Sukses

Ketua Pansus Reklamasi Beberkan Pertemuan dengan Bos Agung Sedayu

KPK memeriksa anggota DPRD DKI Jakarta Selamat Nurudin sebagai saksi kasus dugaan suap pembahasan Raperda Reklamasi.

Liputan6.com, Jakarta - Komisi Pemberantasan Korupsi (KPK) memeriksa anggota DPRD DKI Jakarta Selamat Nurudin. Politikus PKS itu diperiksa sebagai saksi kasus dugaan suap pembahasan Raperda Zonasi Wilayah Pesisir dan Pulau-Pulau Kecil (RWZP3K) Provinsi Jakarta dan Raperda tentang Rencana Tata Ruang (RTR) Kawasan Strategis Pantai Utara Jakarta.

Selamat yang juga Ketua Panitia Khusus ‎Reklamasi DPRD DKI mengakui soal adanya pertemuan sejumlah anggota DPRD DKI dengan bos PT Agung Sedayu Group, Sugianto Kusuma alias Aguan. Karena itu, di pemeriksaan ini dia akan membeberkannya ke penyidik KPK.

"Pertemuan itu ada. Ini mau menjelaskan itu (ke penyidik KPK)," kata Selamat di Gedung KPK, Jakarta, Senin (25/4/2016).

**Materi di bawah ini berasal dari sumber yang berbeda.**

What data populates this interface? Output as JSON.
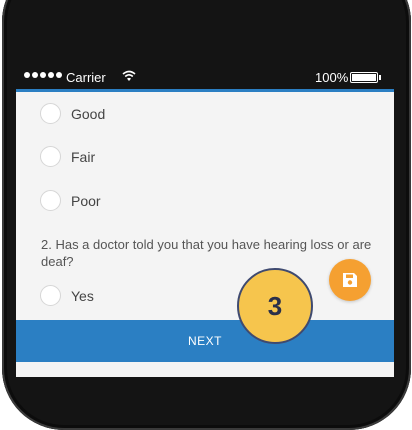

Dalam panggilan ini, Selamat diperiksa sebagai saksi‎ untuk tersangka Ketua Komisi D DPRD DKI Mohamad Sanusi.

"Iya, dia diperiksa sebagai saksi untuk tersangka MSN (M Sanusi)," kata Pelaksana Harian Kepala Biro Humas KPK Yuyuk Andriati saat dikonfirmasi.

Pertemuan antara Aguan dan anggota DPRD DKI terjadi beberapa waktu lalu di kediaman Aguan di kawasan Pantai Indah Kapuk, Jakarta Utara. Pertemuan tersebut diduga membahas pembahasan raperda tentang reklamasi pesisir utara Jakarta yang tengah diolah DPRD DKI.

 


KPK menetapkan 3 orang sebagai tersangka kasus dugaan suap pembahasan Raperda Zonasi Wilayah Pesisir dan Pulau-Pulau Kecil (RWZP3K) Provinsi Jakarta dan Raperda tentang Rencana Tata Ruang (RTR) Kawasan Strategis Pantai Utara Jakarta. Mereka adalah Ketua Komisi D DPRD DKI Jakarta Mohamad Sanusi, Presiden Direktur PT Agung Podomoro Land (APL) Ariesman Widjaja, dan Personal Assistant PT APL Trinanda Prihantoro.

Sanusi diduga menerima suap sebesar Rp 2 miliar‎ dari PT APL terkait dengan pembahasan Raperda RWZP3K dan Raperda RTR Kawasan Pesisir Pantai Utara Jakarta oleh DPRD DKI. Kedua raperda itu sudah 3 kali ditunda pembahasannya di tingkat rapat paripurna.

Selaku penerima, Sanusi dijerat Pasal 12 huruf a atau Pasal 12 huruf b atau Pasal 11 Undang-Undang Nomor 31 tahun 1999 sebagaimana diubah dengan UU Nomor 20 Tahun 2001 tentang Pemberantasan Tindak Pidana Korupsi (UU Tipikor) juncto Pasal 64 Ayat 1 KUHP.

‎Sedangkan Ariesman dan Trinanda selaku pemberi dikenakan Pasal 5 Ayat 1 huruf a atau Pasal 5 Ayat 1 huruf b atau Pasal 13 UU Tipikor jo Pasal 55 Ayat 1 ke-1 KUHP jo Pasal 64 Ayat 1 KUHP.